I am the type of girl who doesn't know how not to feel. I feel so much that emotions spill from me. People have always questioned it and tried to change my ways, but they don't know what they're missing. They may notice when I am so deep in despair that I'm too weak to breathe for air, but they don't notice the elation that escapes me when I can't hold the magic of joy between my teeth. Feeling is who I am. It is my biggest weakness, but more so... it is my biggest strength.

我現在是這種女孩,不知道如何不去感受,我的感受太多,情緒都要溢出來了。人們總是質疑我的方式,想讓我有所改變,但他們不知道他們錯過了什麼。他們注意到我太過絕望時呼吸都變得困難,但他們沒注意到我擋不住內心快樂的魔力時流露出的興奮。感受就是真實的我,是我最大的弱點,但更是我最強大的地方。

I am the type of girl who tends to get her heart broken. I incline to trust, I lean towards risk, and I lead with the heart on my sleeve. It hasn't always done right by me, but oh how much it has taught me. It has taught me how much of myself I will give for another,and the parts I keep for myself.

我現在是這種女孩,心都要碎了,卻依然信賴,依然要冒險,胸有成竹地追隨着我的心。我不是什麼都能做好,但我學到了很多東西。學到了我可以爲別人付出多少,留下多少給自己。

I am absolutely nothing like the type of girl I thought I would be. I've found I have more dreams than just saying "I do." I've found I want to see more things than just love at first sight. I've found that I can feel blissful even when I am completely alone. I've found that I have created a reality far better than the scribbles in my diary. Yet one thing remains steady: I have never given up on love, or what it could be. I still believe it will be like seeing the brightest color and waking up from my lifelong daydream.

我絕對不是曾經以爲自己會變成的樣子,我已經發現自己有更多的夢想,而不只是說“我願意”。我發現自己想要看到更多而不只是一見鍾情,我發現自己甚至孤單一人時仍能感到快樂。我發現自己創造了遠比日記中亂寫的愛情更美好的現實。然而有一件事沒有變:我從未放棄愛情或對愛情的幻想。我仍然相信遇到愛情時就像看見了最明亮的色彩,從一生的白日夢中醒來。

I am the type of girl who is full of contradictions, can never live in just one moment, laughs too hard, cries too loud, and loves harder than you'll ever know. I am her and she is me. She is someone I am so delighted to be. I may not make sense to the rest of the world, and bystanders may shake their heads at my naivety; yet my faith remains as steady as the ocean tide, just waiting to get crashed into.

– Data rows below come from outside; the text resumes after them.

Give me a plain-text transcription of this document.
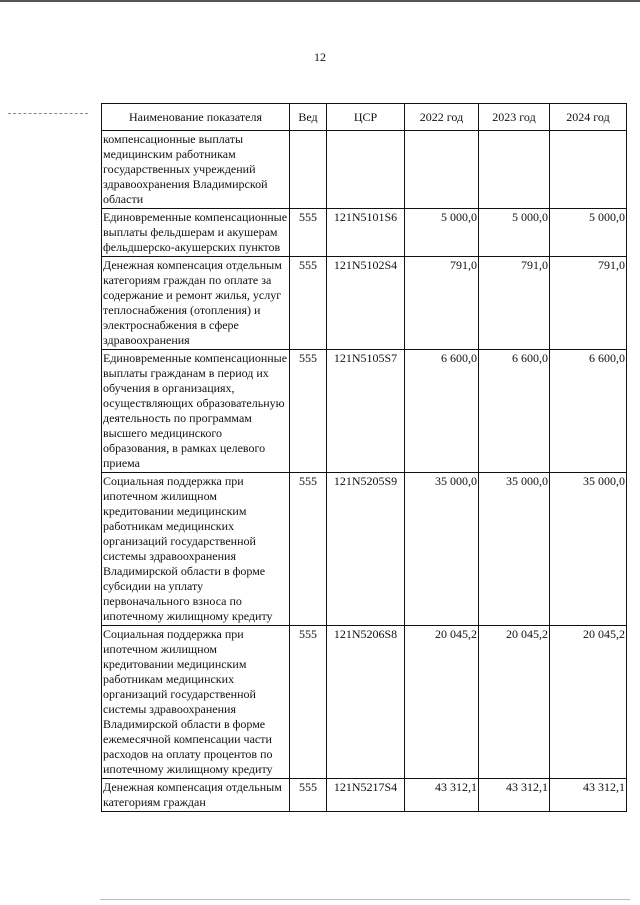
12
Наименование показателя	Вед	ЦСР	2022 год	2023 год	2024 год
компенсационные выплаты медицинским работникам государственных учреждений здравоохранения Владимирской области					
Единовременные компенсационные выплаты фельдшерам и акушерам фельдшерско-акушерских пунктов	555	121N5101S6	5 000,0	5 000,0	5 000,0
Денежная компенсация отдельным категориям граждан по оплате за содержание и ремонт жилья, услуг теплоснабжения (отопления) и электроснабжения в сфере здравоохранения	555	121N5102S4	791,0	791,0	791,0
Единовременные компенсационные выплаты гражданам в период их обучения в организациях, осуществляющих образовательную деятельность по программам высшего медицинского образования, в рамках целевого приема	555	121N5105S7	6 600,0	6 600,0	6 600,0
Социальная поддержка при ипотечном жилищном кредитовании медицинским работникам медицинских организаций государственной системы здравоохранения Владимирской области в форме субсидии на уплату первоначального взноса по ипотечному жилищному кредиту	555	121N5205S9	35 000,0	35 000,0	35 000,0
Социальная поддержка при ипотечном жилищном кредитовании медицинским работникам медицинских организаций государственной системы здравоохранения Владимирской области в форме ежемесячной компенсации части расходов на оплату процентов по ипотечному жилищному кредиту	555	121N5206S8	20 045,2	20 045,2	20 045,2
Денежная компенсация отдельным категориям граждан	555	121N5217S4	43 312,1	43 312,1	43 312,1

我現在是這種女孩,充滿矛盾,永遠不會只活在一個時刻,會大聲笑,會放聲哭,會愛得比你見過的都更努力。我就是她,她就是我,她就是我很高興能成爲的人。可能對其他人而言我沒有什麼意義,他們可能不懂我的天真爛漫;然而我的信念仍在,如潮汐一樣堅定,等待着礁石撞擊。

I am the type of girl who grew up on fairy tales, and I am unbendingly proud to admit that I have never given up on my own. So may we all learn to see that shade of yellow; may we all choose to believe; and may we all find the happily ever after that is so much better than what we read it would be.

我現在是這種女孩,伴着童話成長,我依然倔強地驕傲地承認我從未放棄靠自己,所以希望我們都能學會看到黃色的色調;希望我們都能選擇相信;希望我們都能幸福生活下去,那種幸福比我們讀到的更美好。

May we all remember what it's like to just innocently dream.

希望我們都能記得天真的夢想是什麼樣子。